Erst kamen Vertriebene und Kriegsgefangene, dann Spätaussiedler und Flüchtlinge. Für alle ist Friedland seit 75 Jahren Anlaufstelle.

Keine Wimpel, keine Torte, überhaupt keine Partystimmung. Kurz vor seinem 75. Geburtstag macht das Grenzdurchgangslager Friedland bei Göttingen einen eher verschlafenen Eindruck.

Auf dem Spielplatz herrscht nur mäßiger Betrieb. Zwei arabisch aussehende Jungen schaukeln, oben auf der Rutsche hockt, etwas verschüchtert, ein kleines Mädchen. Das Klettergerüst ist kaum belegt. Ein paar Frauen in langen Kleidern und mit Kopftüchern plaudern in der Sonne vor dem Eingang zum Speisesaal.

Vor der katholischen Lagerkirche tritt der „Heimkehrer“ mit kräftigem Schritt den Stacheldraht nieder: ein Denkmal aus Muschelkalk, vier Meter hoch, Symbol und Mythos. Ein paar Schritte weiter, auf einem Gestell, steht die 700 Kilogramm schwere „Friedlandglocke“. Viele Tausend Mal hat sie geschlagen – immer dann, wenn entlassene Kriegsgefangene und -heimkehrer in Friedland eintrafen.
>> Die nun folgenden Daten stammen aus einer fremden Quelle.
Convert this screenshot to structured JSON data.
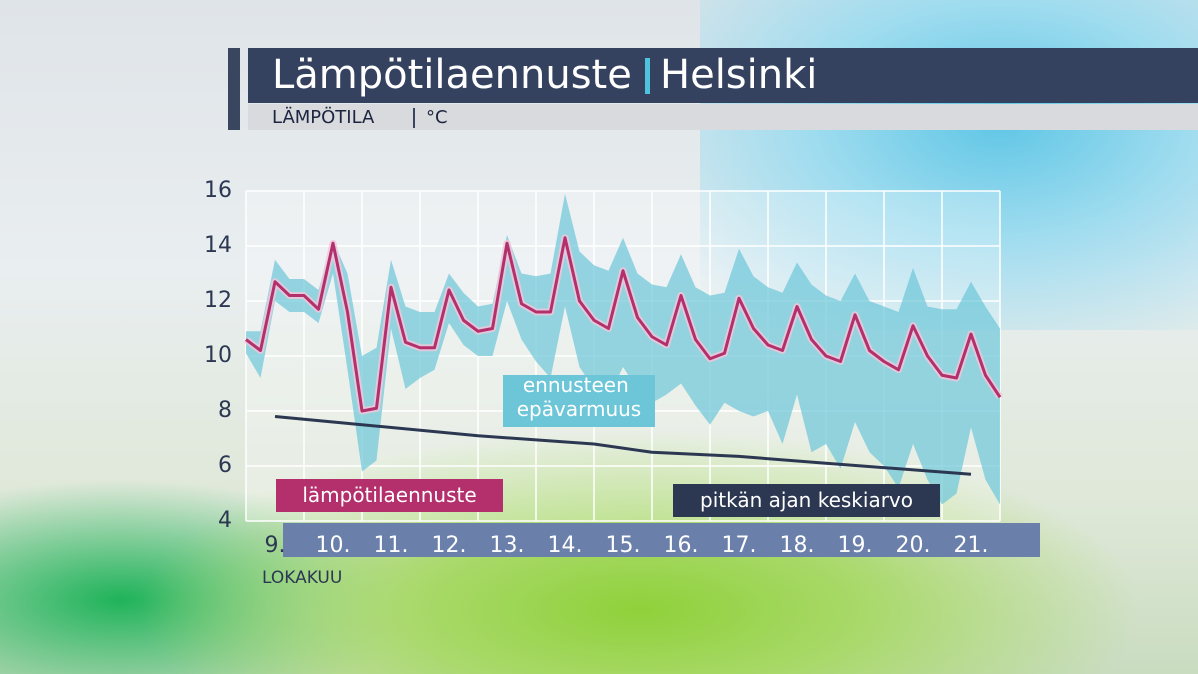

Der Klang der Glocke wurde vom Radio ausgestrahlt „bis in die Weiten der russischen Gefangenenlager“, wie es in einer Lagerchronik heißt.

Im Sommer 1945 lässt der britische Oberstleutnant Perkins in Viehställen provisorische Auffanglager errichten

Im Sommer 1945, als der von den Nationalsozialisten losgetretene Zweite Weltkrieg endlich vorbei ist, überall in Deutschland Hunger, Chaos und Verzweiflung herrschen und Millionen Flüchtlinge und Vertriebene über die Straßen irren, lässt der britische Oberstleutnant Perkins die Viehställe eines Versuchsgutes der Universität Göttingen beschlagnahmen, um ein provisorisches Auffanglager zu errichten. Am 20. September meldet der Offizier das Grenzdurchgangslager Friedland betriebsbereit. Der Ort liegt strategisch günstig, drei Besatzungszonen stoßen hier aneinander, es gibt eine nicht zerstörte Straße und einen Bahnhof.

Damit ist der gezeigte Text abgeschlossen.